À seulement cinq jours du lancement des épreuves hors session du Jury des finalistes de l’enseignement secondaire, une atmosphère de tension et d’incertitude s’installe progressivement dans la ville de Butembo. Les élèves finalistes, censés entrer dans une phase décisive de leur parcours scolaire, se retrouvent désormais plongés dans l’angoisse, conséquence directe de la menace de boycott brandie par les inspecteurs de l’enseignement.
Sur le terrain, cette situation alimente de nombreuses inquiétudes dans les écoles et au sein des familles. Plusieurs finalistes redoutent une perturbation majeure de leur calendrier académique, alors que les préparatifs des examens sont déjà bien avancés dans certaines institutions. L’incertitude persistante sur la tenue effective des épreuves crée un climat de stress généralisé, à quelques jours seulement d’un moment crucial pour des milliers d’élèves.
Face à cette crise annoncée, Kulimushi Crispin, président du comité des élèves de Butembo, s’est exprimé avec une vive préoccupation. Dans un ton empreint de gravité, il a déploré une situation qu’il juge particulièrement dommageable pour les apprenants.

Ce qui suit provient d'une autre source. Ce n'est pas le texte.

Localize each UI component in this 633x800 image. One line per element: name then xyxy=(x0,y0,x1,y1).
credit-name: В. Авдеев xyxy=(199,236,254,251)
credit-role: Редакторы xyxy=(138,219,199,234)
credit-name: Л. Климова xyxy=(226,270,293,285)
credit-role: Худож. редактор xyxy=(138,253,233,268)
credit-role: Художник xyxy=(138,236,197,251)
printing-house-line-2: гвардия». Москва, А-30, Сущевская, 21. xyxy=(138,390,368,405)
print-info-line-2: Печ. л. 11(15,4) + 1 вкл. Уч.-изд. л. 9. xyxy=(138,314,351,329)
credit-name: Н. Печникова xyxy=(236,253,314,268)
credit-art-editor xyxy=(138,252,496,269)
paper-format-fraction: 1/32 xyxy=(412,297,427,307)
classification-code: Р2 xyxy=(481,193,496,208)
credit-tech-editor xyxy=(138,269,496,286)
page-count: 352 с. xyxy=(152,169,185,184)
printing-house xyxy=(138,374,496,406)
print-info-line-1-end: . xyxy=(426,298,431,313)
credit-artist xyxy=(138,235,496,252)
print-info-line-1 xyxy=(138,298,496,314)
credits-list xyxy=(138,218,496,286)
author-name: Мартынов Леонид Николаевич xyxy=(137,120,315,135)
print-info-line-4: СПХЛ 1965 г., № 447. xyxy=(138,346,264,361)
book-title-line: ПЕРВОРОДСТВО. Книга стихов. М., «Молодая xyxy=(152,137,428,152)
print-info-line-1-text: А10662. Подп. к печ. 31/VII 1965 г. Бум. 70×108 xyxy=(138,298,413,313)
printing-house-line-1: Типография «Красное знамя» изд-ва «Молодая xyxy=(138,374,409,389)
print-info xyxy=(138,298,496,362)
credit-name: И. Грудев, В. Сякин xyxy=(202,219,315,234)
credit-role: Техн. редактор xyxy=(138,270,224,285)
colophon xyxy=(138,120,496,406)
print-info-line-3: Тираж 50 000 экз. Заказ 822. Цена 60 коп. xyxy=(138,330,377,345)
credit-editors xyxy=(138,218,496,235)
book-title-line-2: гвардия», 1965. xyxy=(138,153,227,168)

« Cette situation est regrettable. Une grève à ce stade compromettrait sérieusement le bon déroulement des épreuves », a-t-il déclaré, soulignant l’impact potentiel sur l’avenir scolaire des finalistes.
Le représentant des élèves appelle ainsi les autorités compétentes à intervenir sans délai afin d’éviter une paralysie du processus. Pour lui, la responsabilité de l’État est engagée dans la recherche d’une solution rapide et efficace.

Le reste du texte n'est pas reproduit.